L’identification des usagers prévient les événements comme l’atteinte à la vie privée, les réactions allergiques, les erreurs de médication et les interventions sur la mauvaise personne.

LISTE D’ABRÉVIATIONS QUI NE DOIVENT PAS ÊTRE UTILISÉES

Le personnel doit éviter d’utiliser les abréviations, les symboles et les désignations de dose qui figurent dans la liste « à ne pas utiliser ». Cela évite des erreurs, comme les omissions, les doses supplémentaires ou inappropriées, l’administration du mauvais médicament ou l’administration inadéquate d’un médicament.

Le saviez-vous?
Ce sont les erreurs de médication qui constituent la plus importante catégorie d’événements rapportés dans les hôpitaux.
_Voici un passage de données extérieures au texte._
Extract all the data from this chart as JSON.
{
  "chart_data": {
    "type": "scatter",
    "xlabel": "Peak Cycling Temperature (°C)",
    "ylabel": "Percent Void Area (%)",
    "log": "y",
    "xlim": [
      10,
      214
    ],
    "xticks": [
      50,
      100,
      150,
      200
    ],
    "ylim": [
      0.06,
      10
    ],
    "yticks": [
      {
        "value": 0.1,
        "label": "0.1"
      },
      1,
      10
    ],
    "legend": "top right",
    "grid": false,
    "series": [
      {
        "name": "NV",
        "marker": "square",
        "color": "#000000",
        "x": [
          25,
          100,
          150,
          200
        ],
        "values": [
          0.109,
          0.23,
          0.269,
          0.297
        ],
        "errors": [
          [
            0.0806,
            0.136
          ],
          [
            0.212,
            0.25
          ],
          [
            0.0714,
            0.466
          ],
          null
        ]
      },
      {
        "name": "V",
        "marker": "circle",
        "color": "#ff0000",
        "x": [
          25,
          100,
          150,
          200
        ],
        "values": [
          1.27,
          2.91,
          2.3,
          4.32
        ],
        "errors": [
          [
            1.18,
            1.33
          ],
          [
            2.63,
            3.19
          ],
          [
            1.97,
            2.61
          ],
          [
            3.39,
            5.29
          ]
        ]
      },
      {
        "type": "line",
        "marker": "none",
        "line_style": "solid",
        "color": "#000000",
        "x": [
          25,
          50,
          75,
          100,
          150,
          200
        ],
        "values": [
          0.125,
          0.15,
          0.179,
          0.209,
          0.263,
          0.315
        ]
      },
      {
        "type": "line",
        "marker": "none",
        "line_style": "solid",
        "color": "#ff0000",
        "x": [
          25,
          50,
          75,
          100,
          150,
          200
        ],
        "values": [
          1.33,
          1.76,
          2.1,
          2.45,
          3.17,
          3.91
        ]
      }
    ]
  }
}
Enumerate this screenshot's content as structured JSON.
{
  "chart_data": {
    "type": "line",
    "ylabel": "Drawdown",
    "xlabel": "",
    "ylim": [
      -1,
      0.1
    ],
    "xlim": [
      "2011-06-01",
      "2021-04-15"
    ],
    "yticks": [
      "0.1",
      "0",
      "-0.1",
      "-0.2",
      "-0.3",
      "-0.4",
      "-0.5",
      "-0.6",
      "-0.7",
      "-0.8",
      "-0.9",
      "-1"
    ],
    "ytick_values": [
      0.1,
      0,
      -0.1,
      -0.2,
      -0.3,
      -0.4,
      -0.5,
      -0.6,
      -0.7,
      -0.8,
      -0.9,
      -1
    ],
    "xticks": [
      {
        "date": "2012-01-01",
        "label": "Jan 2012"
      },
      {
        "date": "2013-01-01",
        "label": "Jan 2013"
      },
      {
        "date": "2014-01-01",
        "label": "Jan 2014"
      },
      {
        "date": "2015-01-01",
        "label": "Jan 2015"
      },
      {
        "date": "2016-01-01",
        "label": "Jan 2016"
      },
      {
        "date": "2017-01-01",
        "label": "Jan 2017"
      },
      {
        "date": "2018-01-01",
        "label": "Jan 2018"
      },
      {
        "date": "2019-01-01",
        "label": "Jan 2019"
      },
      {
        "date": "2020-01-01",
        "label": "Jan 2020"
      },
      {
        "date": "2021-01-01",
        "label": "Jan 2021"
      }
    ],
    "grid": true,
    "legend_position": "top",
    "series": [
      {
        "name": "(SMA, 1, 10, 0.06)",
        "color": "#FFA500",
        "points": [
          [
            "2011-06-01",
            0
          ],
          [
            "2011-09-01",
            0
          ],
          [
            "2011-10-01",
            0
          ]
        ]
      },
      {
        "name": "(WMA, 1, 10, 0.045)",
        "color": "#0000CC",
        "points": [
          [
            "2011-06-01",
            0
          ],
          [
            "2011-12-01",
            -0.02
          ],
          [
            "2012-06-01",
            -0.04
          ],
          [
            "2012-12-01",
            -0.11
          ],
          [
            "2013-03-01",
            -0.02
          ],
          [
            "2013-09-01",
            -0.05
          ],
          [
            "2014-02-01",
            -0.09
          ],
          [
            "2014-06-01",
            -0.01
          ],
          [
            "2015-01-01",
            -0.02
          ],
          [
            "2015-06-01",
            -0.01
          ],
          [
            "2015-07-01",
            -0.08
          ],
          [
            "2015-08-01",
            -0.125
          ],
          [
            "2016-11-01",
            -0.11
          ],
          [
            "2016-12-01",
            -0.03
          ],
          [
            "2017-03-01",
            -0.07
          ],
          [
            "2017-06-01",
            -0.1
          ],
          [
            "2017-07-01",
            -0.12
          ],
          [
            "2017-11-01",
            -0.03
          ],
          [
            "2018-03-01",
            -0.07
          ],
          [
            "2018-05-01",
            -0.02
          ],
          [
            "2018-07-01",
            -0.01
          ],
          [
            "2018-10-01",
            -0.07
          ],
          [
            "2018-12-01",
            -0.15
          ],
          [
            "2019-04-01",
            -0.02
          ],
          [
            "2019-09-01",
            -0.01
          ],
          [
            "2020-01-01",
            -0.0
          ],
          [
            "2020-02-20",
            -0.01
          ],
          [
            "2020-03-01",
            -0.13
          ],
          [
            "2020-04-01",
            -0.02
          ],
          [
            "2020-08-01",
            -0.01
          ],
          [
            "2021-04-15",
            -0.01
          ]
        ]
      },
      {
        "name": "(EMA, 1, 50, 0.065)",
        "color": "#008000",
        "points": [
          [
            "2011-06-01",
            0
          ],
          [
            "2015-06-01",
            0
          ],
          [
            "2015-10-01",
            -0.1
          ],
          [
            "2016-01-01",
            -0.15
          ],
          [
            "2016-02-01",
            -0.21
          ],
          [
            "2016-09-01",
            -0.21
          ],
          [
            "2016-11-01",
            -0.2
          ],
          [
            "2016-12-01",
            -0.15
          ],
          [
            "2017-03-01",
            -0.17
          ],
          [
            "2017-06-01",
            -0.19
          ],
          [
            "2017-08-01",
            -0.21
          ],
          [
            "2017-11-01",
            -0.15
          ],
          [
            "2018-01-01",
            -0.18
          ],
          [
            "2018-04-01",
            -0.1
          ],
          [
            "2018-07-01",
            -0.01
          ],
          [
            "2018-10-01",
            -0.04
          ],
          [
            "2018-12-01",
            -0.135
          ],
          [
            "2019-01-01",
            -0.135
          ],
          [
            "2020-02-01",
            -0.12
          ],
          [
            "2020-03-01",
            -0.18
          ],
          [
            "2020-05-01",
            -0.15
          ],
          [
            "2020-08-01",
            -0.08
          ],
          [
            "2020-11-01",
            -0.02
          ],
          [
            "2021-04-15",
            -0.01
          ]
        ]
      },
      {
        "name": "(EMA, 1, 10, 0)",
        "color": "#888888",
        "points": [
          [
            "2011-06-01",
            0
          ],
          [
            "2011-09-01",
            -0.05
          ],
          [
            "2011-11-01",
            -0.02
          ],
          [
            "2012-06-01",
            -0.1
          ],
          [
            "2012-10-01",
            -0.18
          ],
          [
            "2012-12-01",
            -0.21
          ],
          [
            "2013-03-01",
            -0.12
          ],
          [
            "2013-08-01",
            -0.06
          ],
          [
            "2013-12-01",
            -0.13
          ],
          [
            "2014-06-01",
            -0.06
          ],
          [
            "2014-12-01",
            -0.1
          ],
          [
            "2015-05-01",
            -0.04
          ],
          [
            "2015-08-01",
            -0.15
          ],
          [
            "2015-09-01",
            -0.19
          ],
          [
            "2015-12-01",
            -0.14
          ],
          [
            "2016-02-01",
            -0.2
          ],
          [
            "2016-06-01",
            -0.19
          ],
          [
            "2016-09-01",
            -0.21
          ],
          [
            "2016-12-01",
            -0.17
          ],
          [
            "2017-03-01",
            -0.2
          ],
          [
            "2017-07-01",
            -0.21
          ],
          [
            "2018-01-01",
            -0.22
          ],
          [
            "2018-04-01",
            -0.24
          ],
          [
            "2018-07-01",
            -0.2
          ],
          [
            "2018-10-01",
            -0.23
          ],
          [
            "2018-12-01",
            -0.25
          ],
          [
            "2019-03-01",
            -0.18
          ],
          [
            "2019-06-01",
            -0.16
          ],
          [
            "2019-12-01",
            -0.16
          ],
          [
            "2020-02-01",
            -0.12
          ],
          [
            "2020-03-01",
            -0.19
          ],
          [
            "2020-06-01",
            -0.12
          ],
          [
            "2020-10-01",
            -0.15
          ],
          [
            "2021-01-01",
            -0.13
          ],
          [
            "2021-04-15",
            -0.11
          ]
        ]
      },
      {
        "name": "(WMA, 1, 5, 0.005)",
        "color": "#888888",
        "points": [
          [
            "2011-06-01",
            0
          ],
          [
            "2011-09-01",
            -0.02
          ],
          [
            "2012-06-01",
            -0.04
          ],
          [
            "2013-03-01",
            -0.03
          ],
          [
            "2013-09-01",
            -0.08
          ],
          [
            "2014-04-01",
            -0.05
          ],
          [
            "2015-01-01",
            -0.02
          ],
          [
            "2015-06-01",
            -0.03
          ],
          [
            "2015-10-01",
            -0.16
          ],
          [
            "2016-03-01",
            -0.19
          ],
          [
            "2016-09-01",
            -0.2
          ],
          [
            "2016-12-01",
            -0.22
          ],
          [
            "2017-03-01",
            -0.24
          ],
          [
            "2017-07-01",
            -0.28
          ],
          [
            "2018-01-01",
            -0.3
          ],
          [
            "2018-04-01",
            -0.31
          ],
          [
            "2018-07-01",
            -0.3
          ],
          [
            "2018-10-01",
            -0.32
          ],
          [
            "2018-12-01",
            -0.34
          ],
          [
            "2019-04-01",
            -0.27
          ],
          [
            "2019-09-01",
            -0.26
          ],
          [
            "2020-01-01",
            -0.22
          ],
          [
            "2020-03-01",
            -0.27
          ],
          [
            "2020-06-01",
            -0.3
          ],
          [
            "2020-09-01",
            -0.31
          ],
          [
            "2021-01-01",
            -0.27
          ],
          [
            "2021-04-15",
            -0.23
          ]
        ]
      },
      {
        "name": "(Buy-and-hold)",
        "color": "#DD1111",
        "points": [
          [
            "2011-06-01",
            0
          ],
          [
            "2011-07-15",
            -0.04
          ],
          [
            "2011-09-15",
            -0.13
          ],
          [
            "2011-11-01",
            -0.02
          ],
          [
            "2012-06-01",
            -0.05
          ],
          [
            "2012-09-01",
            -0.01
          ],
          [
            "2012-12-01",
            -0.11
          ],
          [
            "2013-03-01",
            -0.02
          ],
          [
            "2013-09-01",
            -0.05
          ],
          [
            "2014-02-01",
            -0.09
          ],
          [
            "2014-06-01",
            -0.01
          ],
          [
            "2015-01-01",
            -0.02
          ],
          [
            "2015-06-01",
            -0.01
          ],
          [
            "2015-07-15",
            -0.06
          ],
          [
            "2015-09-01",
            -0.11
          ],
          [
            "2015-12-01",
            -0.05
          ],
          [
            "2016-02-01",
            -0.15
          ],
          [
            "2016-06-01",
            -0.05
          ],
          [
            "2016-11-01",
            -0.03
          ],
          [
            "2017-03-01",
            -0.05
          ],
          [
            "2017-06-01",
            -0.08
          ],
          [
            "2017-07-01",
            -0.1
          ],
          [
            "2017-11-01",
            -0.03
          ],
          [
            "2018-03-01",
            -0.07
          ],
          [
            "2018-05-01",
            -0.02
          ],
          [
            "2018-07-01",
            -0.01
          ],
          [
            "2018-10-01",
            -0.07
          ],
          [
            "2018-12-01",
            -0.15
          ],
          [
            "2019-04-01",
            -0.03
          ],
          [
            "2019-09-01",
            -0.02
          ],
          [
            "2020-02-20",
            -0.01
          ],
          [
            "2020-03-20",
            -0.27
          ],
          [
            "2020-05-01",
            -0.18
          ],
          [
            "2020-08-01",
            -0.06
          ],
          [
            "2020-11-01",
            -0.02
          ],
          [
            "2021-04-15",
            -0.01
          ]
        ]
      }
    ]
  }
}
TRANSFERT DE L’INFORMATION AUX POINTS DE TRANSITION DES SOINS

Fournir de l’information sur les soins au patient de manière uniformisée, précise et à jour au moment de la transition des soins (changement de quart, congé, etc.) améliore la sécurité des patients.

Le saviez-vous?
Les professionnels de la santé doivent avoir de l’information précise et à jour pour minimiser les malentendus et prévenir les erreurs. Les patients et les familles doivent aussi être bien informés quand ils préparent le retour à la maison ou le transfert vers une autre unité ou un autre établissement de soins.